11.09.2019 | Dienstag | FUTURZWEI Nr. 6
Die Politik muss Angst kriegen
Heinrich Strößenreuther hat alles anders gemacht als die etablierten Umweltverbände und -parteien. Wie hat er das Fahrradgesetz in Berlin genau hingekriegt und was kann man davon lernen?
Niemand nennt Heinrich Strößenreuther »sympathisch«, jedenfalls nicht als Erstes. Er überziehe, wird gern gesagt, sei zu hart, zu aggressiv, zu pietätlos, zu kompromisslos, zu feldherrnhaft. Man hätte es gern etwas weicher.
Aber Strößenreuther, 50, hält es für essenziell, dass verantwortliche Politiker mehr Angst vor den Fahrradfahrern haben als vor der Autolobby. Daran hat er gearbeitet und mit dieser Strategie hat er etwas Wegweisendes geschafft: die Dominanz der autozentrierten Verkehrspolitik in deutschen Städten geknackt und den Aufbruch in die radgerechte Stadt eingeleitet, und zwar jenseits des bisherigen uninspirierten Minimalprogramms. Am 29. Juni dieses Jahres verabschiedete das Berliner Abgeordnetenhaus das erste Radgesetz Deutschlands, das zwar unter dem Namen Mobilitätsgesetz firmiert, im Kern aber die fahrradgerechte Stadt anstrebt. Optimistisch betrachtet, bedeutet es einen Qualitätssprung in Sachen Infrastruktur, deren Finanzierung sowie deren Verankerung in der Verwaltung und die Absicherung einer Strategie des kontinuierlichen Ausbaus. Zum ersten Mal könnte die Verkehrsplanung in einer deutschen Großstadt ernsthaft das Auto zurückdrängen. Ein Grund zum Feiern für die Umweltverbände, den ADFC, den VCD und für alle, die sich sonst noch in Deutschland seit Jahrzehnten engagiert für eine Verkehrswende einsetzen?
Leider ist das Gegenteil wahr. Das Berliner Radgesetz ist für die Verbände ein Grund, in Zukunftsklausur zu gehen. Es offenbart die Schwächen der Umweltbewegung und die Niederlagen des letzten Jahrzehnts.

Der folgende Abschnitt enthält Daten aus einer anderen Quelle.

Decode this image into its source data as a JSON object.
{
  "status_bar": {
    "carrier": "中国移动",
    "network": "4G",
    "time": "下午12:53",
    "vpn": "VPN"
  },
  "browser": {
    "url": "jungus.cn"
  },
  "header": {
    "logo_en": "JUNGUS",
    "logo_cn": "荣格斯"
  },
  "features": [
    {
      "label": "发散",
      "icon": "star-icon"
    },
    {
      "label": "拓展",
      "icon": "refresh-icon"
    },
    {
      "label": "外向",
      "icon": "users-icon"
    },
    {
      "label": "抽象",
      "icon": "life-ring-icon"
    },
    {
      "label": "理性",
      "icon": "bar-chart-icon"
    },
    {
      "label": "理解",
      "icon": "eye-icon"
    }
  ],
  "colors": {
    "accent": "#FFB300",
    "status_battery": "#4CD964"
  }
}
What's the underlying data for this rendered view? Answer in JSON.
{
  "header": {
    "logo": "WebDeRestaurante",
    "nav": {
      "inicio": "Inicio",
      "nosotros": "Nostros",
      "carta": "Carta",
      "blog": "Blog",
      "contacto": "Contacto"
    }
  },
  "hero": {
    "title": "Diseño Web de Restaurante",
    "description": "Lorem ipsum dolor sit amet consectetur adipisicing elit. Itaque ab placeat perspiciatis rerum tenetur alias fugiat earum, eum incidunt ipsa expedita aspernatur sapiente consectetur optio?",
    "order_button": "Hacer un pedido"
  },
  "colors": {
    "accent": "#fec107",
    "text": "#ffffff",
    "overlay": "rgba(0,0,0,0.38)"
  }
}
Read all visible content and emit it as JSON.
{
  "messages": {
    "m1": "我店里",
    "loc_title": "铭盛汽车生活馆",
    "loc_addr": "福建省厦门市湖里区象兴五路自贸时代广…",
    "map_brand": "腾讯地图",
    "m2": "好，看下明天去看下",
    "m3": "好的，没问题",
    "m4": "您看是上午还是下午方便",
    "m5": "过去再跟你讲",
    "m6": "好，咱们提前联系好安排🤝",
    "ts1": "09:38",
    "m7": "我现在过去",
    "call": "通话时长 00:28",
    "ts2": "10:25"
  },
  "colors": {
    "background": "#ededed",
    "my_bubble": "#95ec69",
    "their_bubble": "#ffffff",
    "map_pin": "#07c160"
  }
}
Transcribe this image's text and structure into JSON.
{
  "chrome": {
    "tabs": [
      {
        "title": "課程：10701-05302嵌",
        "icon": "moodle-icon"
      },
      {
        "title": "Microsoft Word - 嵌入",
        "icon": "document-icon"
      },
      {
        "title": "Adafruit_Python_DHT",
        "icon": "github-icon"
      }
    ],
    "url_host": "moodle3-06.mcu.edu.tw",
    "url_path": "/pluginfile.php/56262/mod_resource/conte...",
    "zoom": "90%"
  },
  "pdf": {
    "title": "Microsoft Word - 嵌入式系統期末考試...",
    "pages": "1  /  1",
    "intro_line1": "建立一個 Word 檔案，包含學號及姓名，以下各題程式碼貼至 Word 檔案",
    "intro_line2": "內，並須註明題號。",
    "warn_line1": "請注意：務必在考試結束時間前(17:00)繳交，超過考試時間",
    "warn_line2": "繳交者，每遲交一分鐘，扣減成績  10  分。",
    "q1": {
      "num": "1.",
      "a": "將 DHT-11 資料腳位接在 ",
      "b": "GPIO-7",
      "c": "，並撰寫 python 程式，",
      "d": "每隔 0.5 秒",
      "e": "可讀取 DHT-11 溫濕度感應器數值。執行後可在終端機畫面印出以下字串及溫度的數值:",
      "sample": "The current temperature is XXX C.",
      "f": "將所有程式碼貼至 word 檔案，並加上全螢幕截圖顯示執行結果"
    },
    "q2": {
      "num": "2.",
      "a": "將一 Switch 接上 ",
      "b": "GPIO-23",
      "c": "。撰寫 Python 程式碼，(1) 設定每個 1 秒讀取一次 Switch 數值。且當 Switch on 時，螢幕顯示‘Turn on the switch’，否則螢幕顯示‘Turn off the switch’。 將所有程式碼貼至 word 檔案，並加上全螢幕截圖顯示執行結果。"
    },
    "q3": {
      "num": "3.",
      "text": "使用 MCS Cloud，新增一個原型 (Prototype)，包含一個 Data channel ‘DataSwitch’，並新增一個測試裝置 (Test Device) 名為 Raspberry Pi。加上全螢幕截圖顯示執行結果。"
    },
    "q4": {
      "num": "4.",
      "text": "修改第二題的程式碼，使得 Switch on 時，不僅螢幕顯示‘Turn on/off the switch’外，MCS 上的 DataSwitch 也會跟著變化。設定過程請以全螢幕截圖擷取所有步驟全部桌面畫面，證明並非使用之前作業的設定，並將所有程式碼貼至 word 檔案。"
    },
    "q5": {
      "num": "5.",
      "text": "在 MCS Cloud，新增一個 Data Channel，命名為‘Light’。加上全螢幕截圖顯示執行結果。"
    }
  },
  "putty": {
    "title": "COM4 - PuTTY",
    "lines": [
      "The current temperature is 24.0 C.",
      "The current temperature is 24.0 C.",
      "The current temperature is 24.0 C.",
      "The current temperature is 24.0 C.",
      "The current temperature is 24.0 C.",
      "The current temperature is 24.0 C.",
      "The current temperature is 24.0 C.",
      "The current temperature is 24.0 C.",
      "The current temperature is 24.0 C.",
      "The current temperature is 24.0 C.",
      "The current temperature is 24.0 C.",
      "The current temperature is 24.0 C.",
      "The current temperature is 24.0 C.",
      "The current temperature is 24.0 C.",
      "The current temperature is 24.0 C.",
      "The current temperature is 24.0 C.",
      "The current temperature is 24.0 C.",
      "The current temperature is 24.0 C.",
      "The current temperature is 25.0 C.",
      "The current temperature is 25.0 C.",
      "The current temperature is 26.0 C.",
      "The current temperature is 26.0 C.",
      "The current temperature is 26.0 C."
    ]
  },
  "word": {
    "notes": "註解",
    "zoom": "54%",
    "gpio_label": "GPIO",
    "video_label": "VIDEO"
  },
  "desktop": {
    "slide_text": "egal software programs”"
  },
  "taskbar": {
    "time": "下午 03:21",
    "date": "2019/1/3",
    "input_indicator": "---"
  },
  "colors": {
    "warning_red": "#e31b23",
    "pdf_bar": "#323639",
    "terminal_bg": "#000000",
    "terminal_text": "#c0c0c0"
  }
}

Dass sich in Deutschland in Sachen Verkehrswende so wenig tut, hat auch mit deren unzureichenden Strategien zu tun. Dieses Radgesetz ist nicht gekommen, weil die politische Lobbystrategie der wichtigsten Verbände aufgegangen wäre. Die Verbände haben sogar lange gebraucht, um geschlossen hinter der Berliner Initiative Volksentscheid Fahrrad zu stehen. Und wie die Berliner Grünen sich am Ende dafür abfeierten, hatte schon etwas Befremdliches.
Möglich wurde der Durchbruch nur durch den Ostfriesen Strößenreuther und seine kleine, aber hocheffiziente Gruppe sehr engagierter und professioneller Mitstreiter. Die etablierten Akteure, wie der Berliner ADFC, haderten lange Zeit mit dem Außenseiter Strößenreuther und der kämpferischen und konfrontativen Strategie, die er verfolgte. Viele haben offenbar in all den Jahren des schwierigen Klein-Kleins um die Ausstattung einzelner Radwege verlernt, die Dinge groß zu denken und entsprechende politische Strategien zu entwickeln.
Gerade der jahrzehntelange Stillstand der Verkehrswende steht beispielhaft für eine generelle Entwicklung in Deutschland. Die deutsche Umweltbewegung ist im europäischen Vergleich gut ausgestattet mit Geld, Personal und gesellschaftlicher Unterstützung. Aber sie hat bei ehrlicher Analyse in wesentlichen Feldern (Verkehr, Landwirtschaft, Kohle) im letzten Jahrzehnt wenig erreicht. Der Stillstand in der Klimapolitik ist die dramatischste Niederlage der Ökos. Wenn das Verfehlen der vierzig Prozent CO2-Reduktion bis 2020 um vermutlich satte acht Prozentpunkte nicht der sofortige Anlass ist, die bisherigen Strategien als gescheitert zu akzeptieren und neue zu finden, dann ist alles zu spät.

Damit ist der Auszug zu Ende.